When is the 4th amendment implicated?

| Sep 27, 2011 | Criminal Defense |

In a recent criminal defense case the interaction between an officer and the Defendant was a mere “encounter” rather than an investigative detention in Hughes v. State because the officer activated the squad car’s white overhead lights rather than the red and blue lights.  Also, the position of the car relative to the defendant’s vehicle did not entirely prevent the defendant from leaving. 

The officer observed the suspect’s car in a parking lot of a park that was legally parked with the headlights on.  As the officer approached, the headlights of the criminal defendant’s vehicle turned off.  The officer parked his marked police jeep at an angle to the defendant’s car and turned on the bright overhead white lights.  The officer then illuminated the front of the defendant’s vehicle with his spotlight.  He testified that he did no observe any illegal activity, but that the park area has a high incidence of drug and prostitution activity.  The lights activated by the police officer in this case were not his overhead emergency lights which flash red and blue, but rather the overhead white safety or “take-down” lights.  

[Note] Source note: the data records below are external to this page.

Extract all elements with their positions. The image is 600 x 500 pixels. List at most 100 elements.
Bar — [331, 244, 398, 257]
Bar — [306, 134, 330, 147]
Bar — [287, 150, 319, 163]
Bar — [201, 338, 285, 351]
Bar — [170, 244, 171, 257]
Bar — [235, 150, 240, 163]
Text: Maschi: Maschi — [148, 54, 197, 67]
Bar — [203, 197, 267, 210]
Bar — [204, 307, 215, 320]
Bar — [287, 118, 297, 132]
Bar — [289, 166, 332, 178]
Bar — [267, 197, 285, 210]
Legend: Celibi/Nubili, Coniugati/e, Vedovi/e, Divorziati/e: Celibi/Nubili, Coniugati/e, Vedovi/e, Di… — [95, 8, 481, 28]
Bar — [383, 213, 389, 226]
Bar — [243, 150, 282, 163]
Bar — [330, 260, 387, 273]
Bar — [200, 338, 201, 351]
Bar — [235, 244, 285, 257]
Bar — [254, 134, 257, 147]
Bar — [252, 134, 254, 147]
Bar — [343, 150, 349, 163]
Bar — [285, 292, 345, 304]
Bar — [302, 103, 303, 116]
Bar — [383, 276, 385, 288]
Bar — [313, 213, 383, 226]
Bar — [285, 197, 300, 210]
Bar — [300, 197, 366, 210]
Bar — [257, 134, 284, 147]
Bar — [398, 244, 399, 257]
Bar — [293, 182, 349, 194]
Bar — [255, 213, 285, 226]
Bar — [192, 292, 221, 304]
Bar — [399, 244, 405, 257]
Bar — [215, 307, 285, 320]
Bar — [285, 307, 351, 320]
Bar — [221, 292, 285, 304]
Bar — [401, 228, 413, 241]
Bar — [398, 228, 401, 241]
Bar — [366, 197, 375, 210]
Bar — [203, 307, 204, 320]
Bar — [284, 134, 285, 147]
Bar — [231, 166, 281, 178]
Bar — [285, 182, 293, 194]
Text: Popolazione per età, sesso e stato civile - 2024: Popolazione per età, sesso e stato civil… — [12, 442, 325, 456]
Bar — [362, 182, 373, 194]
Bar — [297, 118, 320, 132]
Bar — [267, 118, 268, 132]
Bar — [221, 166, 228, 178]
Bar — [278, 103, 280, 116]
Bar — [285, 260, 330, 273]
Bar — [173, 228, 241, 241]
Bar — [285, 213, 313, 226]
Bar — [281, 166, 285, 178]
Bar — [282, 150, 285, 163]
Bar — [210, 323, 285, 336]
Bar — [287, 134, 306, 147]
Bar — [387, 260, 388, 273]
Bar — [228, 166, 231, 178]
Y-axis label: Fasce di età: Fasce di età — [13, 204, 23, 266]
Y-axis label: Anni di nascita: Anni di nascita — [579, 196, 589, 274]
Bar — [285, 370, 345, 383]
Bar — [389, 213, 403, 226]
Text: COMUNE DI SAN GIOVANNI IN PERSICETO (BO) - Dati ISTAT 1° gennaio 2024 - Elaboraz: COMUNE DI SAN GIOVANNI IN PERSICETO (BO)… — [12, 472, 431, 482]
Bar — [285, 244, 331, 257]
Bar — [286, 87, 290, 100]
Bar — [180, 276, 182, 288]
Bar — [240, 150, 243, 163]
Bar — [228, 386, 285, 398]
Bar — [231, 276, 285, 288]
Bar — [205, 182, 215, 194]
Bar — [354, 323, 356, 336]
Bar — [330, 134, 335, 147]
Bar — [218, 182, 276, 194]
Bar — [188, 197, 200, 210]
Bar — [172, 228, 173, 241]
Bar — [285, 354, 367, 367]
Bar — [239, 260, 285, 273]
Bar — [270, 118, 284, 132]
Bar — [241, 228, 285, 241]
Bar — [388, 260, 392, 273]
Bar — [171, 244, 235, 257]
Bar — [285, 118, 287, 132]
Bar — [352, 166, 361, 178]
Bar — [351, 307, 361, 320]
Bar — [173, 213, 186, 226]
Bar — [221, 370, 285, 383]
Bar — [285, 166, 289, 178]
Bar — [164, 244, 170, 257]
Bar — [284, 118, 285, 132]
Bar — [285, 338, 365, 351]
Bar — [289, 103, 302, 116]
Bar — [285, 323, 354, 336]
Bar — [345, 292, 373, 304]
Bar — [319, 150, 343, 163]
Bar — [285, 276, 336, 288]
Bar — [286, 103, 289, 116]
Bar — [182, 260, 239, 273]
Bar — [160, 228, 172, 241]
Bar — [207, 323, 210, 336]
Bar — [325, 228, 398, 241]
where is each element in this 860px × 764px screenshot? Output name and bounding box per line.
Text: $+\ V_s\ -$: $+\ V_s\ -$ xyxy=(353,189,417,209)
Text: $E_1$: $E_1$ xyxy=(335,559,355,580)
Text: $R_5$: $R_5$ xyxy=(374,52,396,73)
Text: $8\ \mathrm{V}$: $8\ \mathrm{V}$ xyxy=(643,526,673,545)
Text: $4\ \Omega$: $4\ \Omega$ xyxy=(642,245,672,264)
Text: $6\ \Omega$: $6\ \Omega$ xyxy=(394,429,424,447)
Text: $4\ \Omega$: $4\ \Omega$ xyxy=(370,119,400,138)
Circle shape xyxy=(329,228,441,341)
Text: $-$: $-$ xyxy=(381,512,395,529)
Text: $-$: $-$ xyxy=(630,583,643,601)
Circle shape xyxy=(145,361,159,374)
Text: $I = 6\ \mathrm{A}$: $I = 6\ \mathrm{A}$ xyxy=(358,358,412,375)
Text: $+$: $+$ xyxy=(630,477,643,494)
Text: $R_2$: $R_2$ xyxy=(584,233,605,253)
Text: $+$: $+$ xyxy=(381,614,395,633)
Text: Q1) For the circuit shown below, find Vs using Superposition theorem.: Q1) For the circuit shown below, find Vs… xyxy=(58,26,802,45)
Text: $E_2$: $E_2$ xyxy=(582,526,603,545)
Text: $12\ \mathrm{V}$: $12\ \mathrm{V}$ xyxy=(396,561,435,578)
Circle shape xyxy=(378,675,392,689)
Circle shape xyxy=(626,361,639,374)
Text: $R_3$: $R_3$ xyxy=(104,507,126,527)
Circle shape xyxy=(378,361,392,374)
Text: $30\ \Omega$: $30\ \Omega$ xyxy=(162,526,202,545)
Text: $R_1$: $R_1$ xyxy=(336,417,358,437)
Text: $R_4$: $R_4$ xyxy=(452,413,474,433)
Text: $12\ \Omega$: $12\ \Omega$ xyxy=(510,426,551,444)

The court believed that distinction to be extremely important.  Under some circumstances, overhead lights that are “take-down” lights could be sufficient along with other circumstances to indicate a sufficient demonstration of authority.

If an investigative detention occurs, then the fourth amendment protection against warrantless searches and seizures is implicated.  However, where there is merely a police encounter, there is no protection for a citizen who is ultimately accused of committing a crime.  There are many different levels of police encounters, from just a casual crossing of the paths with a citizen to restricting their ability to leave freely by making an arrest.